As the LA Times explains, “TRAP laws are designed to fly under the radar, by mimicking ordinary health regulations. In reality, they target abortion facilities and providers with special, onerous regulations that are exceedingly costly or impossible to meet.” Common TRAP laws include those that: limit the provision of care only to physicians; force practices to convert needlessly into mini-hospitals at great expense; require abortion providers to get admitting privileges; and require facilities to have a transfer agreement with a local hospital (with nothing requiring hospitals to grant such privileges). Further, in many states abortion care is limited to hospitals or other specialized facilities, rather than physicians’ offices.

Anti-choice supporters of TRAP laws assert these are necessary requirements to ensure patient health and safety, but these claims are specious. Legal abortion is an extremely safe procedure. According to a 2013 Guttmacher report, “the risk of dying from a legal abortion in the first trimester—when almost nine in 10 abortions in the United States are performed—is no more than four in a million. In fact, the risk of death from childbirth is about 14 times higher than that from abortion.” Furthermore, all types of medical care—abortion included—are already subject to extensive health and safety laws and regulations. That’s why medical organizations like the American College of Obstetricians and Gynecologists have condemned these laws as dangerous and unnecessary restrictions that “create barriers to abortion access and interfere with the patient–provider relationship and the practice of medicine.”

Legalizing discriminatory health care practices through religious freedom laws

In yet another disturbing move, legislators in 16 states have introduced state versions of the federal Religious Freedom Restoration Act. Indiana Gov. Mike Pence (R) signed a bill mirroring RFRA into law in late March, provoking an enormous public outcry — yet not enough to stop the Republican governor of Arkansas from signing a similar bill the following week. In Georgia and Wyoming, similar measures have been passed by one chamber of the state legislature.

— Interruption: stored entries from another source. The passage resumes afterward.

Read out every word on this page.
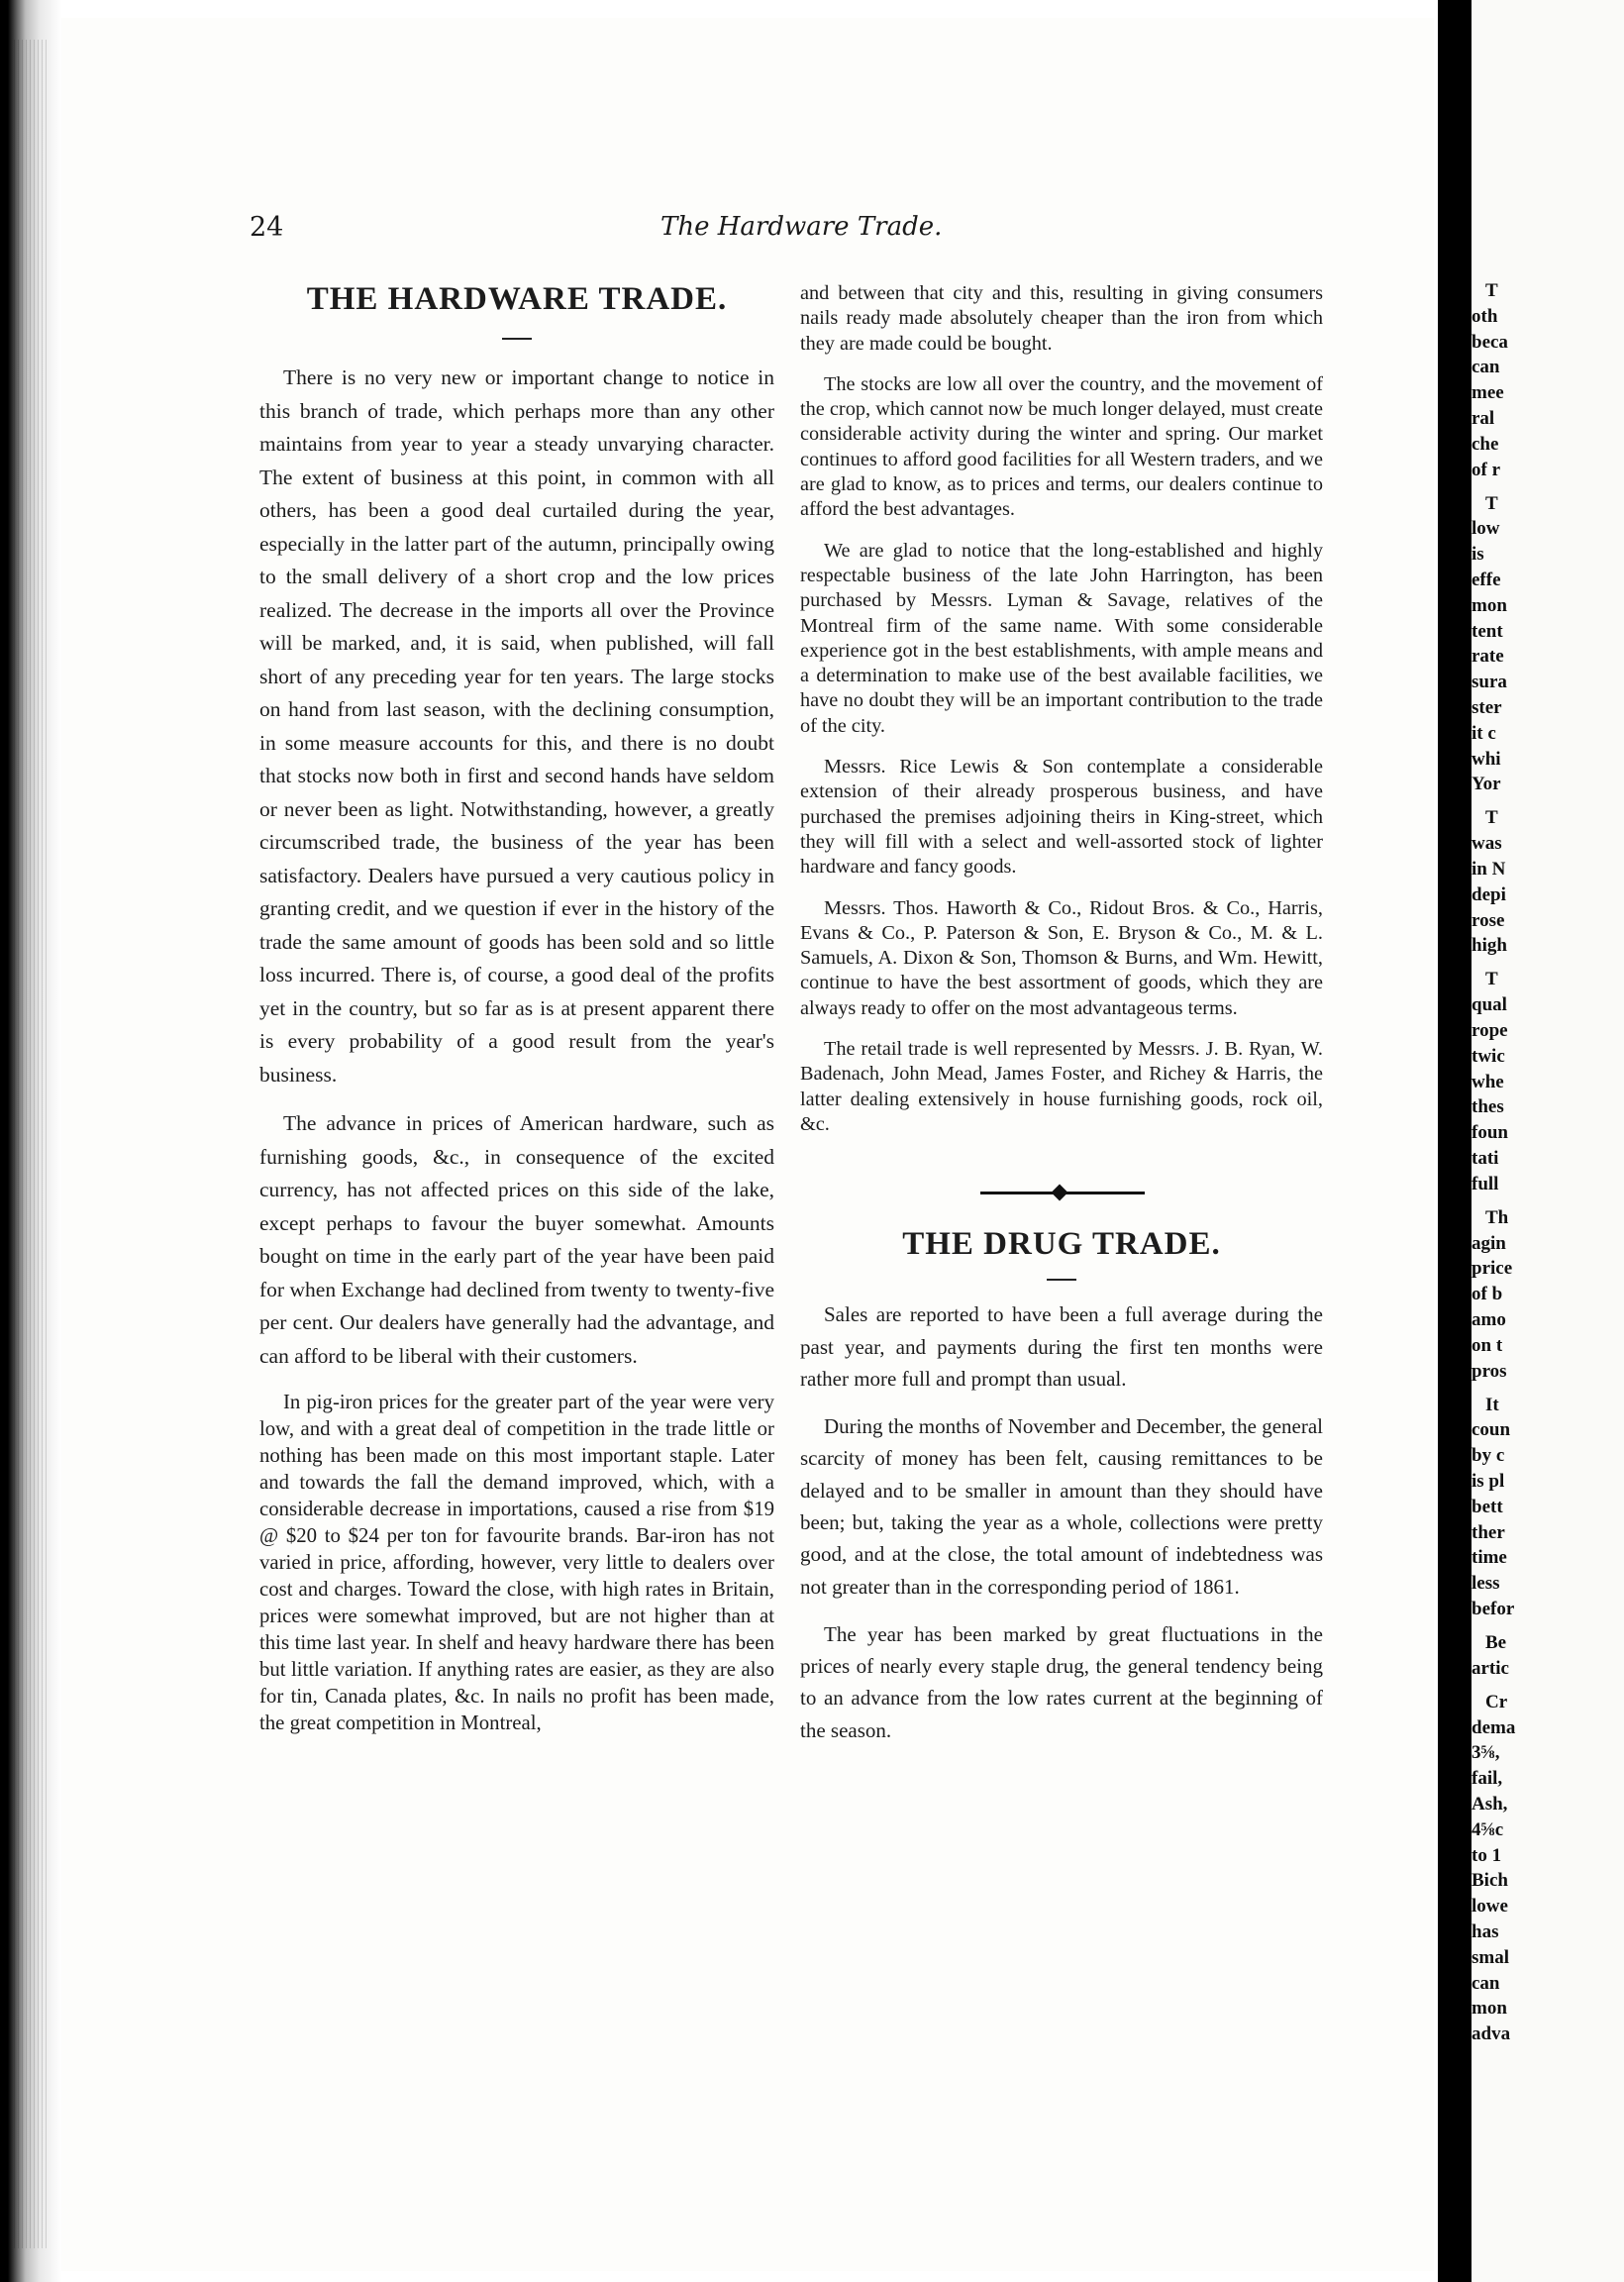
T
oth
beca
can
mee
ral
che
of r
T
low
is
effe
mon
tent
rate
sura
ster
it c
whi
Yor
T
was
in N
depi
rose
high
T
qual
rope
twic
whe
thes
foun
tati
full
Th
agin
price
of b
amo
on t
pros
It
coun
by c
is pl
bett
ther
time
less
befor
Be
artic
Cr
dema
3⅝,
fail,
Ash,
4⅝c
to 1
Bich
lowe
has
smal
can
mon
adva
24	The Hardware Trade.
THE HARDWARE TRADE.

There is no very new or important change to notice in this branch of trade, which perhaps more than any other maintains from year to year a steady unvarying character. The extent of business at this point, in common with all others, has been a good deal curtailed during the year, especially in the latter part of the autumn, principally owing to the small delivery of a short crop and the low prices realized. The decrease in the imports all over the Province will be marked, and, it is said, when published, will fall short of any preceding year for ten years. The large stocks on hand from last season, with the declining consumption, in some measure accounts for this, and there is no doubt that stocks now both in first and second hands have seldom or never been as light. Notwithstanding, however, a greatly circumscribed trade, the business of the year has been satisfactory. Dealers have pursued a very cautious policy in granting credit, and we question if ever in the history of the trade the same amount of goods has been sold and so little loss incurred. There is, of course, a good deal of the profits yet in the country, but so far as is at present apparent there is every probability of a good result from the year's business.

The advance in prices of American hardware, such as furnishing goods, &c., in consequence of the excited currency, has not affected prices on this side of the lake, except perhaps to favour the buyer somewhat. Amounts bought on time in the early part of the year have been paid for when Exchange had declined from twenty to twenty-five per cent. Our dealers have generally had the advantage, and can afford to be liberal with their customers.

In pig-iron prices for the greater part of the year were very low, and with a great deal of competition in the trade little or nothing has been made on this most important staple. Later and towards the fall the demand improved, which, with a considerable decrease in importations, caused a rise from $19 @ $20 to $24 per ton for favourite brands. Bar-iron has not varied in price, affording, however, very little to dealers over cost and charges. Toward the close, with high rates in Britain, prices were somewhat improved, but are not higher than at this time last year. In shelf and heavy hardware there has been but little variation. If anything rates are easier, as they are also for tin, Canada plates, &c. In nails no profit has been made, the great competition in Montreal,

and between that city and this, resulting in giving consumers nails ready made absolutely cheaper than the iron from which they are made could be bought.

The stocks are low all over the country, and the movement of the crop, which cannot now be much longer delayed, must create considerable activity during the winter and spring. Our market continues to afford good facilities for all Western traders, and we are glad to know, as to prices and terms, our dealers continue to afford the best advantages.

We are glad to notice that the long-established and highly respectable business of the late John Harrington, has been purchased by Messrs. Lyman & Savage, relatives of the Montreal firm of the same name. With some considerable experience got in the best establishments, with ample means and a determination to make use of the best available facilities, we have no doubt they will be an important contribution to the trade of the city.

Messrs. Rice Lewis & Son contemplate a considerable extension of their already prosperous business, and have purchased the premises adjoining theirs in King-street, which they will fill with a select and well-assorted stock of lighter hardware and fancy goods.

Messrs. Thos. Haworth & Co., Ridout Bros. & Co., Harris, Evans & Co., P. Paterson & Son, E. Bryson & Co., M. & L. Samuels, A. Dixon & Son, Thomson & Burns, and Wm. Hewitt, continue to have the best assortment of goods, which they are always ready to offer on the most advantageous terms.

The retail trade is well represented by Messrs. J. B. Ryan, W. Badenach, John Mead, James Foster, and Richey & Harris, the latter dealing extensively in house furnishing goods, rock oil, &c.

THE DRUG TRADE.

Sales are reported to have been a full average during the past year, and payments during the first ten months were rather more full and prompt than usual.

During the months of November and December, the general scarcity of money has been felt, causing remittances to be delayed and to be smaller in amount than they should have been; but, taking the year as a whole, collections were pretty good, and at the close, the total amount of indebtedness was not greater than in the corresponding period of 1861.

The year has been marked by great fluctuations in the prices of nearly every staple drug, the general tendency being to an advance from the low rates current at the beginning of the season.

“Notably,” Guttmacher says, “the uproar over these measures has centered on their potential to sanction discrimination against gay individuals. However, the potential impact on contraceptive coverage—and reproductive health more broadly—has received little, if any, attention.” This could be a grievous error, as the U.S. Supreme Court relied on the federal version of the law in its decision in Burwell v. Hobby Lobby to justify permitting businesses to refuse to provide contraceptive coverage.

The bigger picture

The staggering number of abortion-related state-level legislation introduced so far in 2015 follows a trend of Republican-led state legislatures sweeping in a record number of abortion restrictions following electoral gains in 2010.

abortion restrictions 2011 to 2014By contrast, just 189 abortion restrictions were enacted during the entire previous decade, based on data from 2001-10. The pace of anti-abortion restrictions introduced in the so-called “laboratories of democracy” – state legislatures – since then, it appears, has only increased.